Below is an excerpt from the web site:

This is not a book about teaching a child how to read; it’s about teaching a child to want to read. There's an education adage that goes, “What we teach children to love and desire will always outweigh what we make them learn.” The fact is that some children learn to read sooner than others, and some better than others. There is a difference. For the parent who thinks sooner is better, who has an eighteen-month-old child barking at flashcards, my response is: Sooner is not better. Are the dinner guests who arrive an hour early better guests than those who arrive on time? Of course not.
However, I am concerned about the child who needlessly arrives late and then struggles through years of pain with a book.
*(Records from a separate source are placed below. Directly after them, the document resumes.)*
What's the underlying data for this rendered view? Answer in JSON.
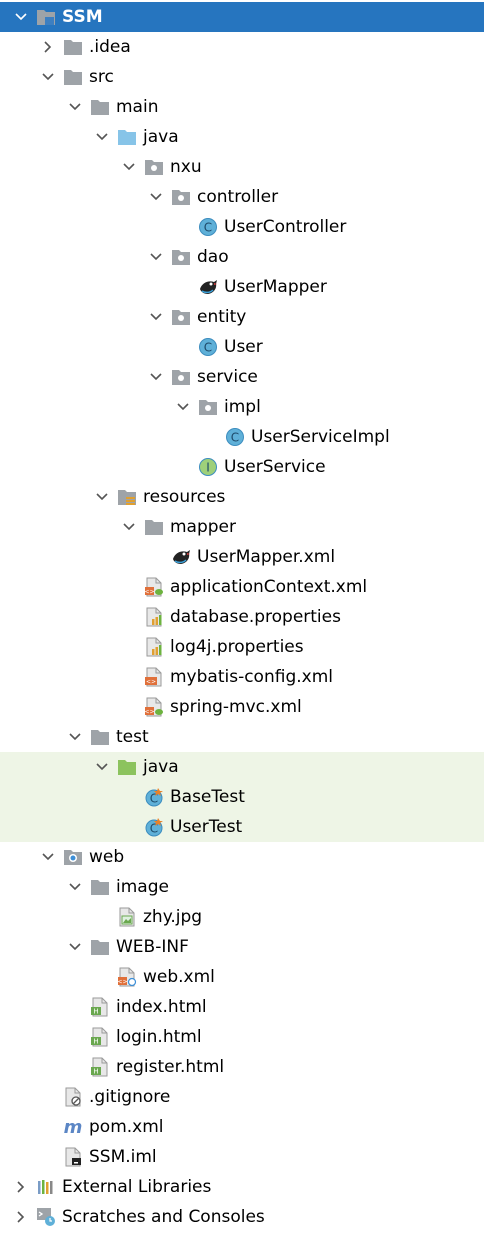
{
  "project_tree": {
    "items": [
      {
        "label": "SSM",
        "icon": "module-folder-icon",
        "depth": 0,
        "expanded": true,
        "selected": true
      },
      {
        "label": ".idea",
        "icon": "folder-icon",
        "depth": 1,
        "expanded": false
      },
      {
        "label": "src",
        "icon": "folder-icon",
        "depth": 1,
        "expanded": true
      },
      {
        "label": "main",
        "icon": "folder-icon",
        "depth": 2,
        "expanded": true
      },
      {
        "label": "java",
        "icon": "source-root-folder-icon",
        "depth": 3,
        "expanded": true
      },
      {
        "label": "nxu",
        "icon": "package-icon",
        "depth": 4,
        "expanded": true
      },
      {
        "label": "controller",
        "icon": "package-icon",
        "depth": 5,
        "expanded": true
      },
      {
        "label": "UserController",
        "icon": "class-icon",
        "depth": 6
      },
      {
        "label": "dao",
        "icon": "package-icon",
        "depth": 5,
        "expanded": true
      },
      {
        "label": "UserMapper",
        "icon": "mybatis-bird-icon",
        "depth": 6
      },
      {
        "label": "entity",
        "icon": "package-icon",
        "depth": 5,
        "expanded": true
      },
      {
        "label": "User",
        "icon": "class-icon",
        "depth": 6
      },
      {
        "label": "service",
        "icon": "package-icon",
        "depth": 5,
        "expanded": true
      },
      {
        "label": "impl",
        "icon": "package-icon",
        "depth": 6,
        "expanded": true
      },
      {
        "label": "UserServiceImpl",
        "icon": "class-icon",
        "depth": 7
      },
      {
        "label": "UserService",
        "icon": "interface-icon",
        "depth": 6
      },
      {
        "label": "resources",
        "icon": "resources-folder-icon",
        "depth": 3,
        "expanded": true
      },
      {
        "label": "mapper",
        "icon": "folder-icon",
        "depth": 4,
        "expanded": true
      },
      {
        "label": "UserMapper.xml",
        "icon": "mybatis-bird-icon",
        "depth": 5
      },
      {
        "label": "applicationContext.xml",
        "icon": "spring-xml-icon",
        "depth": 4
      },
      {
        "label": "database.properties",
        "icon": "properties-icon",
        "depth": 4
      },
      {
        "label": "log4j.properties",
        "icon": "properties-icon",
        "depth": 4
      },
      {
        "label": "mybatis-config.xml",
        "icon": "xml-file-icon",
        "depth": 4
      },
      {
        "label": "spring-mvc.xml",
        "icon": "spring-xml-icon",
        "depth": 4
      },
      {
        "label": "test",
        "icon": "folder-icon",
        "depth": 2,
        "expanded": true
      },
      {
        "label": "java",
        "icon": "test-root-folder-icon",
        "depth": 3,
        "expanded": true,
        "test": true
      },
      {
        "label": "BaseTest",
        "icon": "test-class-icon",
        "depth": 4,
        "test": true
      },
      {
        "label": "UserTest",
        "icon": "test-class-icon",
        "depth": 4,
        "test": true
      },
      {
        "label": "web",
        "icon": "web-folder-icon",
        "depth": 1,
        "expanded": true
      },
      {
        "label": "image",
        "icon": "folder-icon",
        "depth": 2,
        "expanded": true
      },
      {
        "label": "zhy.jpg",
        "icon": "image-file-icon",
        "depth": 3
      },
      {
        "label": "WEB-INF",
        "icon": "folder-icon",
        "depth": 2,
        "expanded": true
      },
      {
        "label": "web.xml",
        "icon": "web-xml-icon",
        "depth": 3
      },
      {
        "label": "index.html",
        "icon": "html-file-icon",
        "depth": 2
      },
      {
        "label": "login.html",
        "icon": "html-file-icon",
        "depth": 2
      },
      {
        "label": "register.html",
        "icon": "html-file-icon",
        "depth": 2
      },
      {
        "label": ".gitignore",
        "icon": "ignore-file-icon",
        "depth": 1
      },
      {
        "label": "pom.xml",
        "icon": "maven-icon",
        "depth": 1
      },
      {
        "label": "SSM.iml",
        "icon": "iml-file-icon",
        "depth": 1
      },
      {
        "label": "External Libraries",
        "icon": "libraries-icon",
        "depth": 0,
        "expanded": false
      },
      {
        "label": "Scratches and Consoles",
        "icon": "scratches-icon",
        "depth": 0,
        "expanded": false
      }
    ]
  },
  "colors": {
    "selection": "#2675bf",
    "test_highlight": "#eef5e6",
    "folder": "#9ea3a8",
    "source_root": "#87c4e8",
    "test_root": "#8cc35e",
    "class_badge": "#5fb0d8"
  }
}
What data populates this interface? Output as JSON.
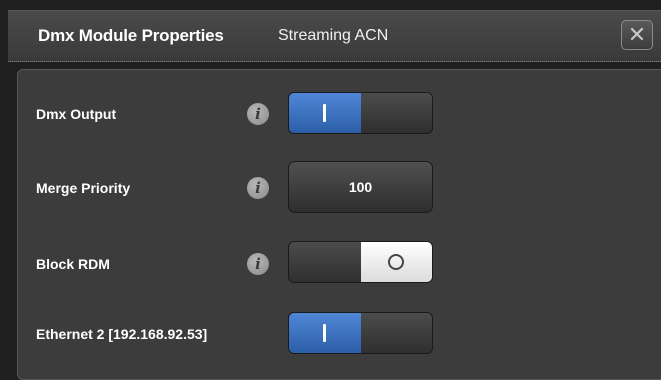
{
  "window": {
    "title": "Dmx Module Properties",
    "subtitle": "Streaming ACN",
    "close_icon": "close-icon"
  },
  "rows": [
    {
      "label": "Dmx Output",
      "info_icon": "info-icon",
      "toggle": {
        "state": "on",
        "on_glyph": "|",
        "off_glyph": ""
      }
    },
    {
      "label": "Merge Priority",
      "info_icon": "info-icon",
      "value": "100"
    },
    {
      "label": "Block RDM",
      "info_icon": "info-icon",
      "toggle": {
        "state": "off",
        "on_glyph": "",
        "off_glyph": "O"
      }
    },
    {
      "label": "Ethernet 2 [192.168.92.53]",
      "toggle": {
        "state": "on",
        "on_glyph": "|",
        "off_glyph": ""
      }
    }
  ],
  "colors": {
    "toggle_on": "#3d74c4",
    "panel_bg": "#3c3c3c",
    "window_bg": "#202020"
  }
}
Not only will he miss out on large portions of what he needs to know in school, he'll experience a pain connection with print that may stay with him for a lifetime. There are things that families must do as "preventive maintenance" to ensure against those pains.
Even I have to admit that the subject of children's reading is broader than simply reading aloud to children, passionate as I am about that subject. And that's why there's a chapter (five) devoted to SSR—sustained silent reading, reading aloud's silent partner, if you will. And just as the best baseball players come from countries and states where they can play baseball most often, research shows that children who have access to more print (magazines, newspapers, and books) have higher reading scores—because they end up reading more. That's explored in chapter seven.
There is also a chapter on television (nine), including some new research correlating infants' daily TV exposure with attention deficit disorder by age seven. That chapter also includes information about a mechanical device for the TV that is the most successful reading tutor in the world!
Questions covered in the Introduction for print edition of The Read-Aloud Handbook:
  • What if the No Child Left Behind Act is wrong? Where does that leave the nation’s children?
  • Are you suggesting this reading stuff is the job of the parent?
  • Can we really change families and homes in America?
  • Will this book help me teach my child to read?
  • How did a parent come to write this book?
  • How do I convince my husband he should be doing this with our children?
  • Is reading still important in the video age?